Monday, August 31, 2009

When you Reach Me by Rebecca Stead

It has been said this book “has a darkness and a depth that pulls you in” (Fuse #8), a subtly ominous mood and perfect pacing (100 Scope Notes). It has been called LOST for the middle grade set (The Reading Zone).

SPOILER ALERT

However, I am reading this on the heels of The Time Traveler’s Wife, so I saw immediate comparisons between that and When You Reach me, not only in plot, but also in the philosophy and the theory of time travel. It is as if Stead read The Time Traveler’s Wife and decided to make a spin off story for middle schoolers.

When Henry time travels, he arrives naked. So does Marcus. There is no machine à la H. G. Wells. He arrives at a place that was important in his past (a place where he would have chased a boy to his death, had his older self not stepped in). Both books mention other works of literature. When You Reach Me leans heavily on A Wrinkle in Time by Madeline L’Engle. Sure, we can all remember reading one particular chapter book over and over again (for me, it was Matilda), but Stead invokes A Winkle in Time close to the point of annoyance.

So, was I blown away by this book as I thought I would be? No. Not at all. Maybe if I had read it prior to The Time Traveler’s Wife. Can I appreciate that is praise-worthy and all those things mentioned above: well-written, engaging, humorous, truthful with three dimensional characters? Absolutely.

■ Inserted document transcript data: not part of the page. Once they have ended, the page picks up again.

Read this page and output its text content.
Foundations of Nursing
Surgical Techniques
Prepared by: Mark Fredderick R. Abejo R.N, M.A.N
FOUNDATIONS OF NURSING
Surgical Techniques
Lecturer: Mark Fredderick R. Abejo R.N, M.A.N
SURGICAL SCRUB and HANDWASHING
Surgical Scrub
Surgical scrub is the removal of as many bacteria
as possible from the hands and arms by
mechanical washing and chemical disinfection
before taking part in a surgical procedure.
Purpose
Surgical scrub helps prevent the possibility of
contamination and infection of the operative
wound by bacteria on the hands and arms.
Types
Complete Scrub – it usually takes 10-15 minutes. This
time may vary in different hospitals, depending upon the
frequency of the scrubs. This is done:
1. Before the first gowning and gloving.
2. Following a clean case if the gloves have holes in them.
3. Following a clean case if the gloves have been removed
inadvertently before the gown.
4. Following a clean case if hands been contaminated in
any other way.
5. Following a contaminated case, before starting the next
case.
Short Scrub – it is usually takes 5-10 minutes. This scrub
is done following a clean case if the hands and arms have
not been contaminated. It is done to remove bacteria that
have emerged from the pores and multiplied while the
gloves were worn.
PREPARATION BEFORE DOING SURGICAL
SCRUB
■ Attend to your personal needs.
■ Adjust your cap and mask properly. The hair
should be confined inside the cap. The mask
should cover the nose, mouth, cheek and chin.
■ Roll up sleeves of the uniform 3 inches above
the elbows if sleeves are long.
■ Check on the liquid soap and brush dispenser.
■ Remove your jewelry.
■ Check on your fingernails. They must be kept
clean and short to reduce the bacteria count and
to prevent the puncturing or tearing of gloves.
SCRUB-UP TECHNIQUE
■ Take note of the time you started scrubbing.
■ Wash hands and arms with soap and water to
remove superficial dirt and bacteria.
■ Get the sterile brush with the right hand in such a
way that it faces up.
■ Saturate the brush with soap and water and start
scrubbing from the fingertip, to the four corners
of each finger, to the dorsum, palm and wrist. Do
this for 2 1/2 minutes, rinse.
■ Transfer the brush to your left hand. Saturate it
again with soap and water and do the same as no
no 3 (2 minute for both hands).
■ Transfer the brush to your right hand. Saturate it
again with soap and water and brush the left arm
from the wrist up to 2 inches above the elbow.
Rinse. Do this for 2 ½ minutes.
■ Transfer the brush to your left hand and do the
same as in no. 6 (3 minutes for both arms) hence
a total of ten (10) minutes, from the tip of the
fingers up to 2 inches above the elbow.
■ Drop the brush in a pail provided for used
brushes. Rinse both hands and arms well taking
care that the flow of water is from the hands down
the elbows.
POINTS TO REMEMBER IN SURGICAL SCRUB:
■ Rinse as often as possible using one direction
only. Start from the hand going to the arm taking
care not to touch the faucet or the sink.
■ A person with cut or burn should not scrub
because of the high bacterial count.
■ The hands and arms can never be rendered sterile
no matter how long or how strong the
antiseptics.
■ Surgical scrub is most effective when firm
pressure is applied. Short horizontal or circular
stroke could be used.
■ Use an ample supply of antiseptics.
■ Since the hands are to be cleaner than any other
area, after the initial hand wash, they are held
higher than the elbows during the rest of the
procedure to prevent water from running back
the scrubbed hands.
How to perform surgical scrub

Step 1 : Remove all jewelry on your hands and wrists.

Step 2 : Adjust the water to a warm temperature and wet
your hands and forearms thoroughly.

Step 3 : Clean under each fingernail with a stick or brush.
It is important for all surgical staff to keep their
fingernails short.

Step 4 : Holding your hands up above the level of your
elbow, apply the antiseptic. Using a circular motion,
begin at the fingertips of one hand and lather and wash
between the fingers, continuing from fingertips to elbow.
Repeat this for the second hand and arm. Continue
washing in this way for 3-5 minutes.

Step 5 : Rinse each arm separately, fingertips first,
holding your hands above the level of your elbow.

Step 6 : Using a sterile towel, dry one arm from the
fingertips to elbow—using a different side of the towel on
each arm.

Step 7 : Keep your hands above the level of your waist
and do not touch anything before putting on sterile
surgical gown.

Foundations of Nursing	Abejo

This book stacks up with a book like Neil Armstong in My Uncle and Other Lies Muscle Man McGinty Told Me. Great characterization, solid story, but not quite award-worthy. It just doesn’t seem to stand up to the likes of Neil Gaiman’s The Graveyard Book, which takes previously published stories and stereotypes (like vampires) used millions of time, and yet pulls it all together to make a fabulous story so deliciously all his own. Definitely booktalk worthy, despite its unfortunate cover.